The older residents did not come to the square, but rather set up tables and chairs outside their homes and ate paella. “Fa frett,” one woman said to us, complaining about the cold. In Spanish, that phrase would have been “hace frio”; in Italian, “fa freddo.” “Fa fret” therefore seemed more Italian that it did Spanish, a remnant that harks back to the days when Catalans and their language ruled over Sardinia in Italy, Corsica in France and other non-Spanish areas farther to the east. It was pleasant to hear this snippet of an uncommon language, and I now use it with the friends I was there with, instead of Spanish or English, smiling at the memory of its origins.
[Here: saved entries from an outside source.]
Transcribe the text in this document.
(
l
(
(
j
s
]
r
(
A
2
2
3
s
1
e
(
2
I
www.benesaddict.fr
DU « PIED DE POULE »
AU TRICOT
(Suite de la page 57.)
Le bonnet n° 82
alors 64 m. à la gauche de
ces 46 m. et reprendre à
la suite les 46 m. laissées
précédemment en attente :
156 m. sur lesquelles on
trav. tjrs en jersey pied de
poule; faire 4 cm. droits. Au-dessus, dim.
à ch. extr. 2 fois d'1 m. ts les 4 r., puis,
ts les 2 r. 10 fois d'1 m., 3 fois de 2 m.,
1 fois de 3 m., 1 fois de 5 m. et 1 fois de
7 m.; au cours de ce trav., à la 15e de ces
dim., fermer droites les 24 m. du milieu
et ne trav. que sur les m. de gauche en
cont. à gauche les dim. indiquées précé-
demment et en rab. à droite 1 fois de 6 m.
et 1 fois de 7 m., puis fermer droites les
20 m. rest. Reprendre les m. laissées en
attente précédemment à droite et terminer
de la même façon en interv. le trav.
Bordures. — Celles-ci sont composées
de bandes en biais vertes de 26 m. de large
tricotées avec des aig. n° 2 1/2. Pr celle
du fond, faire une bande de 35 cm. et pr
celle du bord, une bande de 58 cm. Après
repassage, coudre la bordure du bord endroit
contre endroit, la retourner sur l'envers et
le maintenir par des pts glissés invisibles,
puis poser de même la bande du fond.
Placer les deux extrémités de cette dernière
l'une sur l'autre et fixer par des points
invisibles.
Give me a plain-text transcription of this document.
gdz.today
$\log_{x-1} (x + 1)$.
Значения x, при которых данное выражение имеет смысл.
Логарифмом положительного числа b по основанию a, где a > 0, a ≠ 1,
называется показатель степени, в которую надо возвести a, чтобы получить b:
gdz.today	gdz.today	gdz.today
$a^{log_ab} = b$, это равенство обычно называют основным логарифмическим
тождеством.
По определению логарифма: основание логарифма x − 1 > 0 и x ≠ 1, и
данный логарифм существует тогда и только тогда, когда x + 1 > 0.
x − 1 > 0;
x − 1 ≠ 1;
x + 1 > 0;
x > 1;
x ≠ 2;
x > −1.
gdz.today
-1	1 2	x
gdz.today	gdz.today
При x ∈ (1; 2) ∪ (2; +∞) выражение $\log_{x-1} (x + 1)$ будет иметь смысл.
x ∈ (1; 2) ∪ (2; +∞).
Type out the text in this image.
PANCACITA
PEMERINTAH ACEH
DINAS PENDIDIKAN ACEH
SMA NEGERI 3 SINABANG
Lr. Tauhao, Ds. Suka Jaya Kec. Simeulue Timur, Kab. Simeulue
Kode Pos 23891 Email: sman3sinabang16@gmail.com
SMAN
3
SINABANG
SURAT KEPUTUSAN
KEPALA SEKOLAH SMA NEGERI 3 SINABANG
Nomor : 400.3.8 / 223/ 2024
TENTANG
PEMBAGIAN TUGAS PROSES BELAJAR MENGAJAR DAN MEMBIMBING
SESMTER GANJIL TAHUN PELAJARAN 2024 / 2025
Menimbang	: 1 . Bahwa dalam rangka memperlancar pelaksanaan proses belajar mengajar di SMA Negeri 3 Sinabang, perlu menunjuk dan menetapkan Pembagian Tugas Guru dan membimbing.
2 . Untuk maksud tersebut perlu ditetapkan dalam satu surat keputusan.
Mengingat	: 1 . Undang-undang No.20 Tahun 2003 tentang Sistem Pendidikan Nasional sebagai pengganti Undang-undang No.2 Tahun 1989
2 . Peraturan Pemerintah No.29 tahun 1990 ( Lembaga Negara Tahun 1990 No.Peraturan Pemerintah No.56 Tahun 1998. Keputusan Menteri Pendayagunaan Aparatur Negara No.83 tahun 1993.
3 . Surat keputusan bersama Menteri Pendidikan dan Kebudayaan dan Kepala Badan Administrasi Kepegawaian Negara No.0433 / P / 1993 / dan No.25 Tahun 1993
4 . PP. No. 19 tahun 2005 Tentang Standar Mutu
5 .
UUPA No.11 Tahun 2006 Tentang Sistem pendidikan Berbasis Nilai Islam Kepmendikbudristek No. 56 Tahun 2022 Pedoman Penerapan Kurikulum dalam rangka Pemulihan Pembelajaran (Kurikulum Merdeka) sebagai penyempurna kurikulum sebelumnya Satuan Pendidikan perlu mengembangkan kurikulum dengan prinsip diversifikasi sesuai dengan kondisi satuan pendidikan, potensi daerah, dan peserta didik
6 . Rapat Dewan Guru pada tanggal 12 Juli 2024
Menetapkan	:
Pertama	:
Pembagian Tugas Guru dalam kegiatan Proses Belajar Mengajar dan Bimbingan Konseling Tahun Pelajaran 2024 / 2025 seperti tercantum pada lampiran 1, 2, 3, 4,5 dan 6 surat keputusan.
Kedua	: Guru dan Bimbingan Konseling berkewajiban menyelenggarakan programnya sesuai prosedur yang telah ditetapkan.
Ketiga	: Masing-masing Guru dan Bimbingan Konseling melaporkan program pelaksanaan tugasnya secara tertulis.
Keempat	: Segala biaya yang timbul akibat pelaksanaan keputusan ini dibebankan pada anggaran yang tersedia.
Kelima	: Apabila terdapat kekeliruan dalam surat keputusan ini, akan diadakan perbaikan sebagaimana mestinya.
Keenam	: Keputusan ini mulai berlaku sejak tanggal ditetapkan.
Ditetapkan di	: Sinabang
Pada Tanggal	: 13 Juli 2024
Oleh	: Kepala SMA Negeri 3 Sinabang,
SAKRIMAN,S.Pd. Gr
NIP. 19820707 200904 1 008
A small church stands out of the Albufera at La Muntanyeta dels Sants, but there is little else apart from peace and beauty on the route north from Sollana back to Valencia until you reach another small town, El Palmar. Its long, main street contains at least a dozen places to eat paella and sits beside the marsh’s sole lagoon. Boat trips can be planned that take you to see its wildlife and traditional houses, which now are fast disappearing. A few can be seen from the side of the beach road between El Saler, where Valencianos come to bathe in the sun, and El Palmar.
Finally, do not leave Valencia without trying its signature drink, horchata, or orxata in Valenciano. This drink served chilled is made from tiger nuts, which are not nuts at all, but a root, a tuber introduced to south Spain from Egypt by the Moors who invaded Spain in the ninth century and inhabited it until 1492 when they were expelled by the Spanish king and queen, Ferdinand and Isabella. The drink does taste nutty. It also contains milk, cinnamon, sugar and vanilla and is superior, to my mind, than the similar but sweeter rice-based horchata sold in Mexico and many U.S. cities in which Mexicans have settled. It is perfect with a sandwich containing jamón ibérica de bellota, the most sought-after Spanish ham that is made from pigs who eat exclusively acorns (bellotas in Spanish). A pretty story, perhaps myth, surrounds the drink’s name. The one mostly told is how a young girl from Valencia served the drink—which locals also called chufa—to the Spanish king James I. She told him, “this milk is called chufa,” to which the king replied in Valencian, “Aixo no es llet, aixo es or, xata,” or in English, “This is not milk, this is gold, cutie.” A nice tale to remember during lunch.